For instance, Marriott’s loyalty team, its brand marketers and a team tasked with filling empty rooms could all be disconnectedly chasing the same people.
Flywheel has helped Marriott’s marketing department de-emphasize the objectives of specific teams by providing a more comprehensive view of customer identity.
The new approach “starts and stays with the individual and should map to what we understand about that person,” Kauffman said.
Whether someone is a rewards member or has previously downloaded the Marriott app and even details about previous stays and hotel preferences should all dictate the sequence of marketing, he said. And that’s only possible when Marriott can hold a single view of identity across media.

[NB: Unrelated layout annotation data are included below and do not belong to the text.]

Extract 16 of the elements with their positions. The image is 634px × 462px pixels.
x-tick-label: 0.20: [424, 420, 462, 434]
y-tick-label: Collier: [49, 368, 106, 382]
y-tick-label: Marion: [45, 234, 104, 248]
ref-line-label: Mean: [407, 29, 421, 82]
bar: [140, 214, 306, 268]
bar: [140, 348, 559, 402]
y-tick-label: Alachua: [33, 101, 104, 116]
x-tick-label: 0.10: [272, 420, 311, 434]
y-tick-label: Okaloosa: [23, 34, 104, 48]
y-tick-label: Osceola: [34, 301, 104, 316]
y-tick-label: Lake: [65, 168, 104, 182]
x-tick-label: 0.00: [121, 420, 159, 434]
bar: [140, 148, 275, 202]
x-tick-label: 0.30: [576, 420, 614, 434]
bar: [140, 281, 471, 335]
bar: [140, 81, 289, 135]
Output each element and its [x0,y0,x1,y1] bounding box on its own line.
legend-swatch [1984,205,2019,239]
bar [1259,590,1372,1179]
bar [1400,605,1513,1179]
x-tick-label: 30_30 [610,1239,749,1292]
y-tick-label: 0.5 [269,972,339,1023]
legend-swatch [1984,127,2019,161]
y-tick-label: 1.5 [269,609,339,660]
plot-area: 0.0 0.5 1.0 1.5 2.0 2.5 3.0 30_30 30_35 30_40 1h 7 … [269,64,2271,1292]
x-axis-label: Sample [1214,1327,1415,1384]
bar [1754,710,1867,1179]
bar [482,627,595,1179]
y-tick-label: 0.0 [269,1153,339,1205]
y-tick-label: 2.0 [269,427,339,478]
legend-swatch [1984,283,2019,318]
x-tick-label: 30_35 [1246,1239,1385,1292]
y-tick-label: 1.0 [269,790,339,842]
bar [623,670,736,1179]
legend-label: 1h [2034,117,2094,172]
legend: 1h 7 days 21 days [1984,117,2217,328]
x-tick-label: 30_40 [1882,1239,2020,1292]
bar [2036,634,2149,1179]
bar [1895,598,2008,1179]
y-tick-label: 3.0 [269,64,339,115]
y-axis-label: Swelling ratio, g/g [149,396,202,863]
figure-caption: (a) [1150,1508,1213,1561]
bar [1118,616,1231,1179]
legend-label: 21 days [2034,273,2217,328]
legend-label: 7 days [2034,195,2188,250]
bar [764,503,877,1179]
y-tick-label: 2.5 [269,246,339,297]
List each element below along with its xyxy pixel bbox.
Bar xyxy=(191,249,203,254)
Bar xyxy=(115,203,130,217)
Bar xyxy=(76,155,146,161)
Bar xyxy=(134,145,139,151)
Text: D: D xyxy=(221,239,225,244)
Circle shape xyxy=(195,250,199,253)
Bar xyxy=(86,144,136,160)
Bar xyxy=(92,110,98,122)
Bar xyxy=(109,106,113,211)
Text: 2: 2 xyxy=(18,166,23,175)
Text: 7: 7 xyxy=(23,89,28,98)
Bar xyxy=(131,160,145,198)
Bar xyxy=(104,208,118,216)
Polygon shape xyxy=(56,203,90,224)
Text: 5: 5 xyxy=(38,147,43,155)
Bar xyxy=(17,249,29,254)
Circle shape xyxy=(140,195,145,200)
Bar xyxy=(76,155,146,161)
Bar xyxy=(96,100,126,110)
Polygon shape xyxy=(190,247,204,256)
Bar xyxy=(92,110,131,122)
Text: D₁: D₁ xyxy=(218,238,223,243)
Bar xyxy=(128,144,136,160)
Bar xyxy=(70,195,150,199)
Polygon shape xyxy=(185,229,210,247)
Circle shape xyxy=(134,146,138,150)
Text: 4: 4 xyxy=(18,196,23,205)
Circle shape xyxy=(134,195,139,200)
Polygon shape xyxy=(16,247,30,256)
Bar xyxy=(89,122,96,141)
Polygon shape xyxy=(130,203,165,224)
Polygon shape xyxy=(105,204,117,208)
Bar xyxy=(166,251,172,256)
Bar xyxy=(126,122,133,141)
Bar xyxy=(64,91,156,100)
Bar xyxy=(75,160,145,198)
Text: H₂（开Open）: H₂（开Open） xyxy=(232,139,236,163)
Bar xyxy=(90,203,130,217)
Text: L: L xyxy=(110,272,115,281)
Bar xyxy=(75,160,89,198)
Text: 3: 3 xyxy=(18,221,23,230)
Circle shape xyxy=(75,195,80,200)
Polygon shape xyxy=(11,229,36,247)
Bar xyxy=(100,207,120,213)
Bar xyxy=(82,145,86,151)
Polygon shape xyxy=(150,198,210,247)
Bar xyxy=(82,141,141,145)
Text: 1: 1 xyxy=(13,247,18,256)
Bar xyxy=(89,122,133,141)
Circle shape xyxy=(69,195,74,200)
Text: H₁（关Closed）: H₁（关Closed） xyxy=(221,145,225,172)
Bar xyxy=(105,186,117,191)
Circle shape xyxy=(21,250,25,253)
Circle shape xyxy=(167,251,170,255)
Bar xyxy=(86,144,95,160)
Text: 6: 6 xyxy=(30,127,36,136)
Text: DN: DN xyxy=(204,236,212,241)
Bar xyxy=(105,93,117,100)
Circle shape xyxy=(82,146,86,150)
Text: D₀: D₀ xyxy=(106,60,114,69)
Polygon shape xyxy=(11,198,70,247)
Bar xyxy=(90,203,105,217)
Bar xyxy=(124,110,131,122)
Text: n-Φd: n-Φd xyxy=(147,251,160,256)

Marriott’s Flywheel has so far been applied to Facebook, but the brand wants to enable personalization and tracking beyond the social platform. That effort has also reshaped Marriott’s tech and media vendor roster, since other digital environments are less equipped to track individuals.
Kauffman’s group is responsible for relationships with bid management platforms, a DMP, CRM, dynamic creative vendor and agency accounts for media-buying, creative, social, SEO and experiential work.
“We’ve consolidated our technology partners to reduce some of the complexity,” he said. But de-siloing internal teams doesn’t erase the fact that the internet is siloed, and Marriott needs a long bucket brigade of partners to hold customer identity intact when campaigns move on from Facebook’s data pool.
“The parts of our media mix getting the most attention and investment right now are those that can enable that degree of addressability and personalization,” Kauffman said.
Paid social media and Marriott’s affiliate program are two of its fastest-growing marketing channels, he said, and the company is also ramping up programmatic spend coupled with dynamic creative when it can incorporate personalization from its Flywheel graph.
“The core of the organization is to take the performance mentality we have with digital and apply it across channels,” Kauffman said.
Even when someone has exited the marketing funnel and is a hotel guest, Flywheel helps merge the hospitality experience with a performance mentality, he said. Marriott can incrementally increase the value of a room stay by, say, targeting drink offers at the hotel bar based on someone’s preferences from previous trips.